Hello, friends! Buddies! Pals! Imaginary blog friends? I come to you with a glass of Pinot Noir and a tired brain. Gus is staring at me with big brown puppy eyes that say, "Feed me? Please?" as though he's starving to death. I'm staring right back at him with my big brown unfeeling eyes that say, "Suck it, dog. You ate a whole box of Fiber One bars this morning. You'll be lucky if I feed you before Monday." He'd better be glad I got those for free or I'd really be hoppin' mad.
Piglet has lost his mind. I mean, truly, really absolutely lost it. He was perfectly angelic at school this morning, and relatively good during "quiet time" with the exception of the yelling, singing, and stomping about business. But as soon as he was released from QT, Lordhavemercy he turned into a lunatic. Not the fun kind, either. More of the temper tantrum, thrashy, disagreeable type. There was a great deal of patience (on my part), time out attempts (on my part) and being sent to his room to thrash about in private (on his part). Thank goodness we're the type of parents who turn the doorknob around backwards to keep the kid in place. (Please don't report me.)

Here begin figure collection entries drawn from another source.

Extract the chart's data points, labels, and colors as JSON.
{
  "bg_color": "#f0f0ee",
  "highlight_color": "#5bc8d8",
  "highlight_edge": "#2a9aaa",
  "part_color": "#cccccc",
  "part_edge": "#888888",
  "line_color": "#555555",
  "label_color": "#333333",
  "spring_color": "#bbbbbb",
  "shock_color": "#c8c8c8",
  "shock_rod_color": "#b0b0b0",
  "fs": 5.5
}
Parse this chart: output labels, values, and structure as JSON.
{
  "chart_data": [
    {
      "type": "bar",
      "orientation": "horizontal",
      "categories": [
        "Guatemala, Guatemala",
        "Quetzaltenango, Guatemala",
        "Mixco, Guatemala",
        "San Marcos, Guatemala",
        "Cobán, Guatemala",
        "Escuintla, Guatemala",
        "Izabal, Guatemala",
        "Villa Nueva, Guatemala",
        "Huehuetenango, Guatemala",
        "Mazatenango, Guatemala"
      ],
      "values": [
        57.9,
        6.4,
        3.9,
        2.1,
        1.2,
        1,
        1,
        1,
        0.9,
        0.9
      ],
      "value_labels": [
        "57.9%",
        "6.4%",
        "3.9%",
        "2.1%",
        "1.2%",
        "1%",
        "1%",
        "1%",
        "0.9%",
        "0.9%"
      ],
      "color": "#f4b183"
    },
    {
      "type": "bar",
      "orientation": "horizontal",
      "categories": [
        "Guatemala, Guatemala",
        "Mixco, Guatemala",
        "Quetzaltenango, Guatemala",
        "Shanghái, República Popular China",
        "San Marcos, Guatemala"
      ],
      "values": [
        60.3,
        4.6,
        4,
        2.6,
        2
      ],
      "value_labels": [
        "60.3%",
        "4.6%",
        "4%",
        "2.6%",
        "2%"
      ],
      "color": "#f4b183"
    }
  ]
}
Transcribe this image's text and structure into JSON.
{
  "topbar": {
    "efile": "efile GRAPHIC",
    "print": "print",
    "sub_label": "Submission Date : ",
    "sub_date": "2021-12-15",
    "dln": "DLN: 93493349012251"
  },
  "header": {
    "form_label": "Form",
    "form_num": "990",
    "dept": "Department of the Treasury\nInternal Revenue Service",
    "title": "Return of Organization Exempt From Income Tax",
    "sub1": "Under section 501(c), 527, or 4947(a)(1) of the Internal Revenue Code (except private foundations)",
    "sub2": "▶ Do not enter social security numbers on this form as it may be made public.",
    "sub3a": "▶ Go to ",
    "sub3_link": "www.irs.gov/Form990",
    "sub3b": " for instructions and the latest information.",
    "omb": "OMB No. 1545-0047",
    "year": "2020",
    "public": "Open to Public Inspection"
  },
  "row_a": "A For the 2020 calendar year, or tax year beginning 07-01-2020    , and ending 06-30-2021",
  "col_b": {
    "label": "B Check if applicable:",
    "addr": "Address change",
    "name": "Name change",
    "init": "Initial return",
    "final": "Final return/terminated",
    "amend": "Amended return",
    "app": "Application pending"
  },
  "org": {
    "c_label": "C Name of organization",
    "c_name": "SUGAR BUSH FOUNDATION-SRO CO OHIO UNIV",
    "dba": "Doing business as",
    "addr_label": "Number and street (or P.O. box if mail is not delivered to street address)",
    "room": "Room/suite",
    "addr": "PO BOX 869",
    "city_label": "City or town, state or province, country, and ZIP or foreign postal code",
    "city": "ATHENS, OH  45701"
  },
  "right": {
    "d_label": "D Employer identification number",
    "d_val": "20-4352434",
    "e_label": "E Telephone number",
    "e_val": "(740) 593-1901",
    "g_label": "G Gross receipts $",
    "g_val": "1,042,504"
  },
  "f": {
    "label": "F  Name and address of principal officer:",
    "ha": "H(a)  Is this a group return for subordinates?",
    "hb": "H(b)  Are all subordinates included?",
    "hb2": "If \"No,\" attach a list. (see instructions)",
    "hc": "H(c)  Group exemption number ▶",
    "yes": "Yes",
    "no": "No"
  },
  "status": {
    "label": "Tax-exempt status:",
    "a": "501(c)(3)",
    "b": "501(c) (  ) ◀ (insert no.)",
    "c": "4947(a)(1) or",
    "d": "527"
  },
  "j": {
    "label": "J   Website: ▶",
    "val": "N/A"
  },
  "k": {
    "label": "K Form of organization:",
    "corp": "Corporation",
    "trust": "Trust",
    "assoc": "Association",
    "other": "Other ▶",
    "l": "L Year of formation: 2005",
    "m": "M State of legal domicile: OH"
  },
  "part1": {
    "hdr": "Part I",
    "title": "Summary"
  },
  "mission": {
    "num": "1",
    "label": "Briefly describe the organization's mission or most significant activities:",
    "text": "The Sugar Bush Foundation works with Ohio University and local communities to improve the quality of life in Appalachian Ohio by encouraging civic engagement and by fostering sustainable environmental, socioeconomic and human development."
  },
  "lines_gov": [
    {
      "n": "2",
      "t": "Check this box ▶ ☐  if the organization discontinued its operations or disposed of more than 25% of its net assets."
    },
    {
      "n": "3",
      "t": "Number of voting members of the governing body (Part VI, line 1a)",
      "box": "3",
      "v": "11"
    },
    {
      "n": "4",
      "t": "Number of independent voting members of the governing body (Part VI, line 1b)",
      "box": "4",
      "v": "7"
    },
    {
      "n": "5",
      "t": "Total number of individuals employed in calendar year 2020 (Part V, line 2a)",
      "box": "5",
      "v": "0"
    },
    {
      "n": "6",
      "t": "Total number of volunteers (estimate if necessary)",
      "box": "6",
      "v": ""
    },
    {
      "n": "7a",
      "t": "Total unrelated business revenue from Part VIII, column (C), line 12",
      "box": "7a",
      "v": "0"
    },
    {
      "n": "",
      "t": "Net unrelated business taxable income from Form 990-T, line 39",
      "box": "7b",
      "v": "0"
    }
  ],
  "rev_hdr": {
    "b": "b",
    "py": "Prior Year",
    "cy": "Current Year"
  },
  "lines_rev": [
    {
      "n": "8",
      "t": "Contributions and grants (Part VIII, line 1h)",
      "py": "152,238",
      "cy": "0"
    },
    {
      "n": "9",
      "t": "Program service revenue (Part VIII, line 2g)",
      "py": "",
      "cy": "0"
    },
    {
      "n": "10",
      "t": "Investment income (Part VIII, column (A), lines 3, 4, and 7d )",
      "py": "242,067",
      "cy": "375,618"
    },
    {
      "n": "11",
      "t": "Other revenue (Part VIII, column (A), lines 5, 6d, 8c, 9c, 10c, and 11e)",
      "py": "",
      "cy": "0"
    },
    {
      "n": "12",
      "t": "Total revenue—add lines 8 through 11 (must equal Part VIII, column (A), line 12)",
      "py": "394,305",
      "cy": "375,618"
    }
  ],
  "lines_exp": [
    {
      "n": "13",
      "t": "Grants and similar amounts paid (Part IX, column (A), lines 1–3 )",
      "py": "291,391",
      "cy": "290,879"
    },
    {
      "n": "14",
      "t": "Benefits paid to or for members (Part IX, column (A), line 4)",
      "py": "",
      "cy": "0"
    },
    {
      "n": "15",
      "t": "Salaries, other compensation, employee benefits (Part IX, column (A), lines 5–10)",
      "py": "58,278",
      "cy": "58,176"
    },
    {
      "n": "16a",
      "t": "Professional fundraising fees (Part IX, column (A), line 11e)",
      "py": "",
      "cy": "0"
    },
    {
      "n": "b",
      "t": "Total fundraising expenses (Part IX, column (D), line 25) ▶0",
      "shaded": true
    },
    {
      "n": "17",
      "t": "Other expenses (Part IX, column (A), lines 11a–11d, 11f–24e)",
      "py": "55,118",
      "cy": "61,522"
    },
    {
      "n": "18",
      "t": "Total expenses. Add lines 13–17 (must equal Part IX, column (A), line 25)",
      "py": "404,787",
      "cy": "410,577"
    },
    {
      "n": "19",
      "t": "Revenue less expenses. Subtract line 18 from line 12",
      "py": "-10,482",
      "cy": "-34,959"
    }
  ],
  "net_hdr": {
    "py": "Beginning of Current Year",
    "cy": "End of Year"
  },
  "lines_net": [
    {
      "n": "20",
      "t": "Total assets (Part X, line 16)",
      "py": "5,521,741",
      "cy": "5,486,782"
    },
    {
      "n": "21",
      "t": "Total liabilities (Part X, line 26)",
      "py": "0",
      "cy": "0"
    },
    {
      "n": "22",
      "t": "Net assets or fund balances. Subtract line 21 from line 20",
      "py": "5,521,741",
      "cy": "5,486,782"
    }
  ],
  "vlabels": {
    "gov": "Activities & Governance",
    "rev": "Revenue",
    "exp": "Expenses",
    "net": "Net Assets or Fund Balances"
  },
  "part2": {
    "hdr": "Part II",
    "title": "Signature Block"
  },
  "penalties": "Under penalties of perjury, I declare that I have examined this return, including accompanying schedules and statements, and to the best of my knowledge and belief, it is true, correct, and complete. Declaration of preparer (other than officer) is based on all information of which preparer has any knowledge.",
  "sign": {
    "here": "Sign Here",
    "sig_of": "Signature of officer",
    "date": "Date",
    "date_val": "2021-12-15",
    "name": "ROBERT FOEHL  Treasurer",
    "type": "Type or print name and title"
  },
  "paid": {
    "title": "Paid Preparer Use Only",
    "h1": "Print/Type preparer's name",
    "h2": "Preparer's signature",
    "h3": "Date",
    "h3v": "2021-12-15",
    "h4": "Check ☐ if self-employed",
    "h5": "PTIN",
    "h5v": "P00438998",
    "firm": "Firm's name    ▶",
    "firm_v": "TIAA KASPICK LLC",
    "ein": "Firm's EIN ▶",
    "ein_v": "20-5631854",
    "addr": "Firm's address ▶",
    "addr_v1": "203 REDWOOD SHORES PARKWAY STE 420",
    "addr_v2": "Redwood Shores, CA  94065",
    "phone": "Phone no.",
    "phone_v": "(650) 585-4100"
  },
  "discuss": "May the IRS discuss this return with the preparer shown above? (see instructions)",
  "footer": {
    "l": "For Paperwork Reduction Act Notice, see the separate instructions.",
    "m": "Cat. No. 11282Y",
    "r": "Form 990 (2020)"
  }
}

Pigpen, on the other hand, is thus far unlikely to require this sort of barbarian treatment. Generally, if I just give him a mean face he will burst into tears and come to me for a hug. This is the kind of kid I can work with. Of course, he's only 16 months, so let's give him time before we make that statement too loosely. His high-maintenance behavior currently is climbing. As in, I helped Piglet get some blocks out and turned around to find Pigpen on top of a table, pointing to a train on the wall picture saying, "Dis? Dis?" Because it's normal just to climb up there and ask, I suppose. I've had to break out the seat belt in the high chair, which is brand-spanking clean on account of my arrogant response to it when Piglet was in the high chair of - "What kind of kid needs a harness in a high chair? Come on!" Ah, my friend karma. We meet again.
Hey, here's some fun news: Piglet has been peeing in the potty like a big man (read: standing up and peeing all over the floor) for a month or two now, but still stands firm in his opposition to pooping on the potty. Later, he says, soon! But not now. I've resorted to bribes. He gets to open a small (Target Dollar Spot) present when he poops in the potty. Three of them. Then, when it continues appropriately and I declare him Trained, he gets to do something special. What would you like to do, I ask?
A train ride? The bounce house? Pizza? Maybe a new toy? These ideas instantly flow into my very dense, adult brain.
He thinks. He ponders. There's even some mulling. After about five minutes, he has it. He wants me to take him to the landfill.
Pause.
I'm sorry, what? The landfill? You achieve something monumental and you want me to take you to the place where the garbage trucks deposit REFUSE? Seriously? He's serious. He's going to the landfill when he's Trained.
I told him I wasn't exactly sure where the landfill was, but he assured me that I could find out "on the computer." I didn't know if it was a place you could, um....visit, exactly. "You can do it, Mommy," he says.
Fantastic. Anyone want to join me on a fieldtrip?